SINGAPORE (Reuters) – Ride-hailing firm Uber Technologies [UBER.UL] has agreed to sell its Southeast Asian business to bigger regional rival Grab, a source with direct knowledge of the matter said on Sunday, in what would be the U.S. company’s second retreat from Asia.
The deal, which could be announced as early as Monday, marks the first big consolidation in the industry in Southeast Asia, home to about 640 million people, and will put pressure on rivals such as Indonesia’s Go-Jek, backed by Google and China’s Tencent Holdings.

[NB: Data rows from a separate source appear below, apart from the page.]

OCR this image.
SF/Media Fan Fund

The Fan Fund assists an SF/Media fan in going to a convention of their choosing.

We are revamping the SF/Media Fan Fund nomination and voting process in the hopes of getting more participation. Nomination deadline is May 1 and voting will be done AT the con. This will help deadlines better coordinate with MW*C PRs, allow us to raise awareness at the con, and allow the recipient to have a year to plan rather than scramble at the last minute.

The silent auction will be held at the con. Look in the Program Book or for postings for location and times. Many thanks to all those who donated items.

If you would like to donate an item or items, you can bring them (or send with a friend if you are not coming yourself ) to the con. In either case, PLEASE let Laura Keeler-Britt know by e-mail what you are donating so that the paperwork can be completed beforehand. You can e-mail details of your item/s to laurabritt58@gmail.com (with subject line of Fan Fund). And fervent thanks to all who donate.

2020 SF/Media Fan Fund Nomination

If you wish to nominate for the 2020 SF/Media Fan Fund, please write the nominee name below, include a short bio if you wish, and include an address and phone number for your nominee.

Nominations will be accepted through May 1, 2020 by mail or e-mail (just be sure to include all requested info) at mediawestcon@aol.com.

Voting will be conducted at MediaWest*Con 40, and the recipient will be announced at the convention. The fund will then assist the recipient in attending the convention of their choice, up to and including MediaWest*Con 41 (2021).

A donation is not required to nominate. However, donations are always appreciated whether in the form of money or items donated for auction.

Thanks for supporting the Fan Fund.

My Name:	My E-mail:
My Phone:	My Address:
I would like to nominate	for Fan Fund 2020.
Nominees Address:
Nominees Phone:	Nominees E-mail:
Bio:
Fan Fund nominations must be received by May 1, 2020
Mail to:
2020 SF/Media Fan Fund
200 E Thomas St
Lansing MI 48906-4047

As part of the transaction, Uber would get a stake of as much as 30 percent in the combined business, the source said. He did not want to be identified as the deal is not public yet.
A multi-billion dollar investment in Uber earlier this year by Japan’s SoftBank Group, already one of Grab’s main investors, had stoked expectations that Uber would consolidate its Southeast Asian business with Grab.
Grab’s deal with Uber would be similar to the one struck in China in 2016, when Didi Chuxing bought out Uber’s China business and handed over a stake in return.
During a visit to India in February, Uber CEO Dara Khosrowshahi had, however, pledged to continue investing aggressively in Southeast Asia, even as the company expected to lose money in the fast growing market.
Both Grab and Uber have raised billions of dollars from global investors to fund their expansion plans, as they offer heavy discounts and promotions to attract both riders and drivers.
Uber declined to comment and Grab, which has an estimated valuation of about $6 billion, declined to comment.
Citing people familiar with the matter, Bloomberg reported earlier on Sunday that Uber had agreed to sell its Southeast Asian business to Grab.